O preço do barril de petróleo da Opep (Organização dos Países Exportadores de Petróleo) subiu na sexta-feira (22) para US$ 114,63, informou nesta segunda-feira em Viena o secretariado do cartel.

Assim, o preço continua se recuperando da tendência de baixa pela qual durante a maior parte do mês de agosto. Com o aumento --o terceiro consecutivo--, o petróleo da Opep iguala a cotação do último dia 6, após ter registrado um mínimo mensal de apenas US$ 109, embora se mantenha afastado do recorde de US$ 140,73 o barril alcançado em 3 de julho.

Segundo indicou a empresa de consultoria especializada JBC em sua análise de hoje, a queda do uso de gasolina nos EUA e a redução inclusive no número de passageiros aéreos continua mostrando sinais de retrocesso do consumo nos Estados Unidos.

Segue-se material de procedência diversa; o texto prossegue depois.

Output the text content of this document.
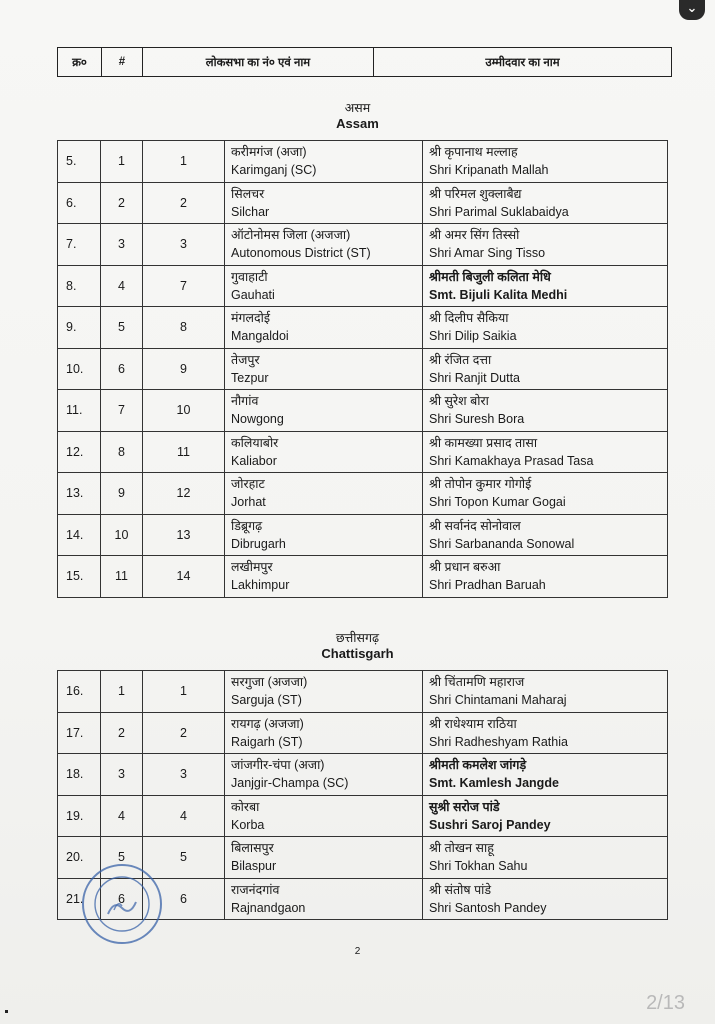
⌄
क्र०	#	लोकसभा का नं० एवं नाम	उम्मीदवार का नाम
असम
Assam
5.	1	1	करीमगंज (अजा)
Karimganj (SC)	श्री कृपानाथ मल्लाह
Shri Kripanath Mallah

6.	2	2	सिलचर
Silchar	श्री परिमल शुक्लाबैद्य
Shri Parimal Suklabaidya

7.	3	3	ऑटोनोमस जिला (अजजा)
Autonomous District (ST)	श्री अमर सिंग तिस्सो
Shri Amar Sing Tisso

8.	4	7	गुवाहाटी
Gauhati	श्रीमती बिजुली कलिता मेधि
Smt. Bijuli Kalita Medhi

9.	5	8	मंगलदोई
Mangaldoi	श्री दिलीप सैकिया
Shri Dilip Saikia

10.	6	9	तेजपुर
Tezpur	श्री रंजित दत्ता
Shri Ranjit Dutta

11.	7	10	नौगांव
Nowgong	श्री सुरेश बोरा
Shri Suresh Bora

12.	8	11	कलियाबोर
Kaliabor	श्री कामख्या प्रसाद तासा
Shri Kamakhaya Prasad Tasa

13.	9	12	जोरहाट
Jorhat	श्री तोपोन कुमार गोगोई
Shri Topon Kumar Gogai

14.	10	13	डिब्रूगढ़
Dibrugarh	श्री सर्वानंद सोनोवाल
Shri Sarbananda Sonowal

15.	11	14	लखीमपुर
Lakhimpur	श्री प्रधान बरुआ
Shri Pradhan Baruah
छत्तीसगढ़
Chattisgarh
16.	1	1	सरगुजा (अजजा)
Sarguja (ST)	श्री चिंतामणि महाराज
Shri Chintamani Maharaj

17.	2	2	रायगढ़ (अजजा)
Raigarh (ST)	श्री राधेश्याम राठिया
Shri Radheshyam Rathia

18.	3	3	जांजगीर-चंपा (अजा)
Janjgir-Champa (SC)	श्रीमती कमलेश जांगड़े
Smt. Kamlesh Jangde

19.	4	4	कोरबा
Korba	सुश्री सरोज पांडे
Sushri Saroj Pandey

20.	5	5	बिलासपुर
Bilaspur	श्री तोखन साहू
Shri Tokhan Sahu

21.	6	6	राजनंदगांव
Rajnandgaon	श्री संतोष पांडे
Shri Santosh Pandey
2
2/13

Na sexta, o barril do petróleo cru para entrega em outubro, negociado na Nymex (Bolsa Mercantil de Nova York, na sigla em inglês), encerrou o dia cotado a US$ 114,59, em baixa de 5,44% (ontem, o barril encerrou o dia cotado a US$ 121,18). Durante o dia, o barril atingiu o preço máximo de US$ 121,86 e o mínimo de US$ 114,18. O presidente do Federal Reserve (Fed, o BC americano), Ben Bernanke, disse, também na sexta, que vê com otimismo a quedas recentes no preço do petróleo e de outras commodities e que a inflação no país deve passar a um ritmo mais moderado neste ano e no próximo.

"O recente declínio nos preços das commodities, assim como a crescente estabilidade do dólar, tem sido encorajadores", afirmou, durante a conferência anual do Fed de Kansas (uma das 12 divisões regionais do BC dos EUA). O comentário ajudou a moeda americana a ganhar alguma força frente ao euro.

Com a inflação cedendo, o Fed pode manter por mais tempo sua taxa de juros no atual patamar, 2% ao ano --o banco cortou a taxa sete vezes seguidas entre setembro do ano passado e abril deste ano, a fim de baratear o crédito e estimular a economia. O dólar valorizado dificulta o acesso ao petróleo: como a commodity é cotada em dólares, o barril fica mais caro, diminuindo a pressão da demanda.